The general aspect of the island presents a variety of picturesque beauties, in which Nature seems to have blended all her loveliest features with the most stern and severe ones. There, the ocean with its calms, its majestic storms, its boundary-rocks shaping themselves into all the fantastic forms with which imagination, aided by distance, loves to invest them.

Here, retired and peaceful valleys, deep creeks, solitary bays, disturbed only by the plaintive cry of the sea bird, by the merriment of summer visitors, and by the voices of the wind and the waves.

There, ruins mantled with ivy, that people the solitude with phantoms of past and nobler days, of heroes and captives; whose moated recesses are covered with wild flowers, and around is many a deep-shaded and gloomy path dear to the fancy.
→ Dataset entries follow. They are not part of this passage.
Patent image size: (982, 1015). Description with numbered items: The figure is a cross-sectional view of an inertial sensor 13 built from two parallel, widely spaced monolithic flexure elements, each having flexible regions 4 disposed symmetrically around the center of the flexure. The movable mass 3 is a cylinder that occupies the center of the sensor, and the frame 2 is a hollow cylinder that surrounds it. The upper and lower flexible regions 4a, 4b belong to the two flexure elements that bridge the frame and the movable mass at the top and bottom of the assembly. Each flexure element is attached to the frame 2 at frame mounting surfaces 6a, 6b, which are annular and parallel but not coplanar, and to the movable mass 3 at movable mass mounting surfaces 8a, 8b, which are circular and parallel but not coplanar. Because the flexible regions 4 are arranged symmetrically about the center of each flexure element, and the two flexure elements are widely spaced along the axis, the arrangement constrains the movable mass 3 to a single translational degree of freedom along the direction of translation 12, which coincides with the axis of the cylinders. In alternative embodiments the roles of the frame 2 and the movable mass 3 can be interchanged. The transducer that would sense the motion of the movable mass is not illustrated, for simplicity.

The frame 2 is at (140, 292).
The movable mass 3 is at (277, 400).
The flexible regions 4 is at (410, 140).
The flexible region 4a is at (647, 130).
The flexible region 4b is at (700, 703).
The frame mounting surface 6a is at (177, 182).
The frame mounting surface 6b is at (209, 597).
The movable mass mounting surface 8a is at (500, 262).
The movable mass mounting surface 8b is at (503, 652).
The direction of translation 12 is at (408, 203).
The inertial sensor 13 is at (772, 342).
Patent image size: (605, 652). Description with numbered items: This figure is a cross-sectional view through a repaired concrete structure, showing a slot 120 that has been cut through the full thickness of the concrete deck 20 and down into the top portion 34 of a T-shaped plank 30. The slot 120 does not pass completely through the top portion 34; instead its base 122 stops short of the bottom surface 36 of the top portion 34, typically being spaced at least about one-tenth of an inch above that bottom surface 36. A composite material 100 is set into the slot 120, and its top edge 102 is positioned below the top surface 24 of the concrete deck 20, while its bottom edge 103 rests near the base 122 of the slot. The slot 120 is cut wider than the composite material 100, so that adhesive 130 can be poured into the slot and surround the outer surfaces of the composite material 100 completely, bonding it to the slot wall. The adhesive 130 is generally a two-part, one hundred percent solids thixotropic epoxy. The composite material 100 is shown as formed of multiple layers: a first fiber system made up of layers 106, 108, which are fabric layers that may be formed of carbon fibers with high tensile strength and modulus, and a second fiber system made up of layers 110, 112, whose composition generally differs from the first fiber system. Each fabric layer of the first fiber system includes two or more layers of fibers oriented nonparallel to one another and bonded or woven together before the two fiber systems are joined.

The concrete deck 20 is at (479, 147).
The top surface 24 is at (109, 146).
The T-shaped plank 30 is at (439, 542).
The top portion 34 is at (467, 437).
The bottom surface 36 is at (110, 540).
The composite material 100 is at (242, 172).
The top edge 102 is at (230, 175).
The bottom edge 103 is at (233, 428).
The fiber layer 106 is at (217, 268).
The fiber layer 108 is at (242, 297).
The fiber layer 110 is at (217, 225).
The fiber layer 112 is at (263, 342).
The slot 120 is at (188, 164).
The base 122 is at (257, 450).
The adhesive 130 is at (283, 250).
Laughing orchards, whose fruit weighs down the rich branches which bear it, and in which idly recline, or quietly graze, the far-famed kine of Jersey-vales, where the bird sings and builds its nest, the brook murmurs, and from the cottages the light columns of smoke wreath and disperse themselves over the oaks which shelter them with their foliage.

There, old seignorial manor-houses, the calm retreats of men who live apart from the world, without forsaking its charms; whose casements open but on velvet smooth lawns, on flowers and fragrant shrubs.

All this multitude of natural charms, which scattered throughout a realm would make its aspect attractive, are here centred in one small islet, which God has cast as a forlorn rock on the shores of a mighty empire, whose advanced golden downs surround and shelter it within their embraces.

The history of Jersey, although rather closely connected with that of the neighbouring isles, presents, however, a peculiar physiognomy and a quite distinct interest, not only for its superior importance, but for those frequent struggles out of which it has ever come victorious and faithful.

The sole relic of the power formerly held by the kings of England over Normandy, Jersey was the stage and the object of the ambitious enterprises of most of the successors of Philip of France, who wished to complete the conquest of that monarch over John of England, in reuniting these islands to the fief of Normandy ; but the inhabitants, combining their efforts to those of the kings of Britain, anxious to keep to their realm this last remain of their beautiful Norman province, obstinately clung to this rock and there displayed more valour and prowess than would be needed for the conquest of kingdoms.

Unfortunate royalties, bowed down under the anathema of their subjects, have come to seek in it a sympathy for their broken hearts, a loyalty for their fallen power, and a sword to defend them. The privileges which are the sources of its prosperity and the reward which it has deserved are also the proofs of its glory; the island has preserved them with quite a religious fondness, like a soldier his Croix d’Honneur.